My life was pretty simple before the IRS came to town. I was able to marry, vote and do anything a Canadian can do. Until now, the closest I came to wanting to expatriate was after I was rejected for employment by Canada Post back in the 70’s because I was not Canadian (they’ve since changed that requirement) I didn’t want to join the army or anything deemed and expatriating act. It’s the tax, or at least the burden it places on the citizen, IMHO.
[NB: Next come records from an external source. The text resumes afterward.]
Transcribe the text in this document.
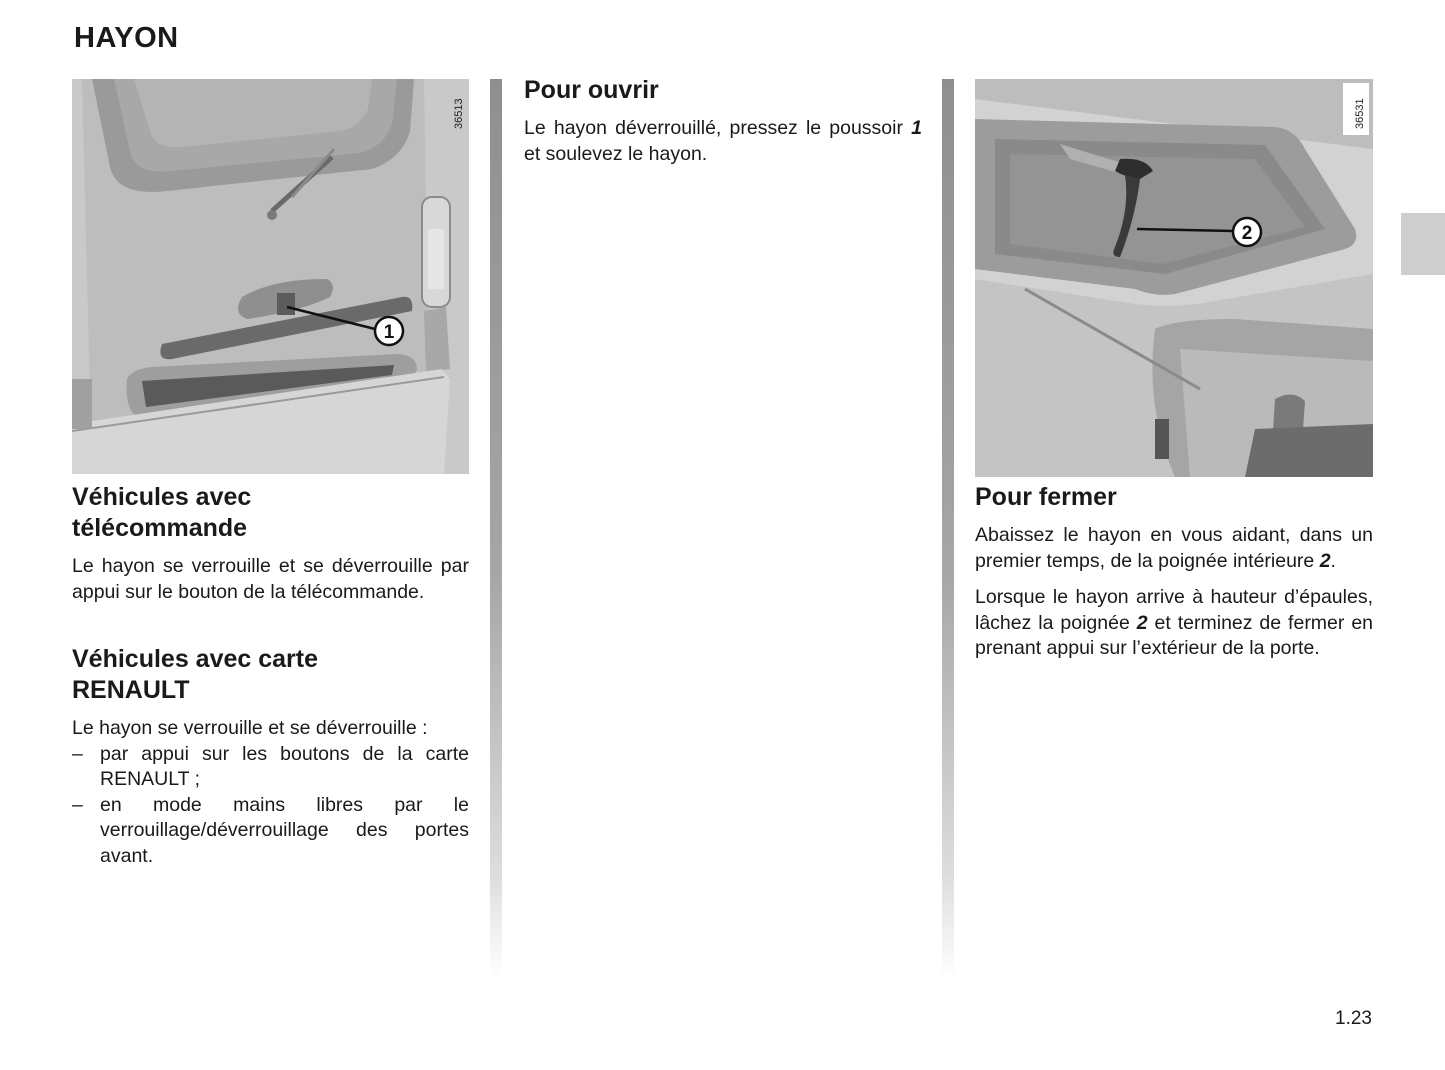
HAYON
1
36513
Véhicules avec
télécommande

Le hayon se verrouille et se déverrouille par appui sur le bouton de la télécommande.

Véhicules avec carte
RENAULT

Le hayon se verrouille et se déverrouille :

– par appui sur les boutons de la carte RENAULT ;
– en mode mains libres par le verrouillage/déverrouillage des portes avant.
Pour ouvrir

Le hayon déverrouillé, pressez le poussoir 1 et soulevez le hayon.

2
36531
Pour fermer

Abaissez le hayon en vous aidant, dans un premier temps, de la poignée intérieure 2.

Lorsque le hayon arrive à hauteur d’épaules, lâchez la poignée 2 et terminez de fermer en prenant appui sur l’extérieur de la porte.

1.23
@bubblebustin; it’s also the escalation of the demands – as if FBARs, and all the other reporting and threatening penalties aren’t enough, they invented FATCA – with even more potent and complex rules and another layer of fines. The US has demonstrated that there will be no end to the demands and threats, ever. There will be little or no mitigation. There will be continuing calls to get rid of the FEIE, and more talk of how we don’t pay some entirely imaginary ‘fair’ share – forever. Our non-US families will have to deal with the IRS when we die.
All the evidence demonstrates that we can expect no fairness and no justice from the US. They refuse to recognize that we cannot buy and use US savings vehicles, and that we have any right to the same kinds of banking that those inside the US enjoy. That will not change. I am so heartsick and so sorry that I didn’t give up my US citizenship in the period when dual status was not allowed by Canada long ago. I valued an imaginary and sentimental relationship that now in very real terms condemns both me AND my non-US family to be fined into the dust for something I had no idea about.
The Reed Amendment was a very clever gag order indeed.
I expect more (Berlin Wall-like) obstacles to be placed in the way of expatriation.
It is probably better to renounce now and get it over with rather then “sitting tight” only to later find oneself ensconced in concrete and barbed wire.
@Joe Expat; yes, I believe that they have been deliberate in trying to plug up or silence opposition. Even without the Reed Amendment, people are just very fearful – and with good reason. The US should be very ashamed at governing us and our US inherited status children through fear and fines – and making expatriation difficult. One would almost think it was Eritrea or another egregiously non-democratic country we were trying to fend off.
@badger, yes there is the added stress of having to walk on constantly shifting sands. You can’t change the past, but you can learn from it and mitigate the damage that’s been done and prevent any more in the future. Do not despair, there is a chance sanity will be restored.
I’m surprised the US didn’t give Eritrea a medal for its support and adherence to the US policy of extorting tribute from its ex-pats.
After all, Eritrea is the US’ sole ally in this regard.
There was some discussion back in the 1990s of putting sanctions on countries that had too many renounced US citizens living in them. I am actually hoping this comes back.
Sounds like something dreamed up by Nazis.
I relinquished because of US extra-territorial taxation. If you relinquish they can’t implement the Reed Amendment–at least not according to the letter of the law.
thanks @bubblebustin, @Tim – didn’t know that,
and Joe – yes, if we could keep putting the US and Eritrea in the same sentence, and get wider repetition of the pairing, that would be great.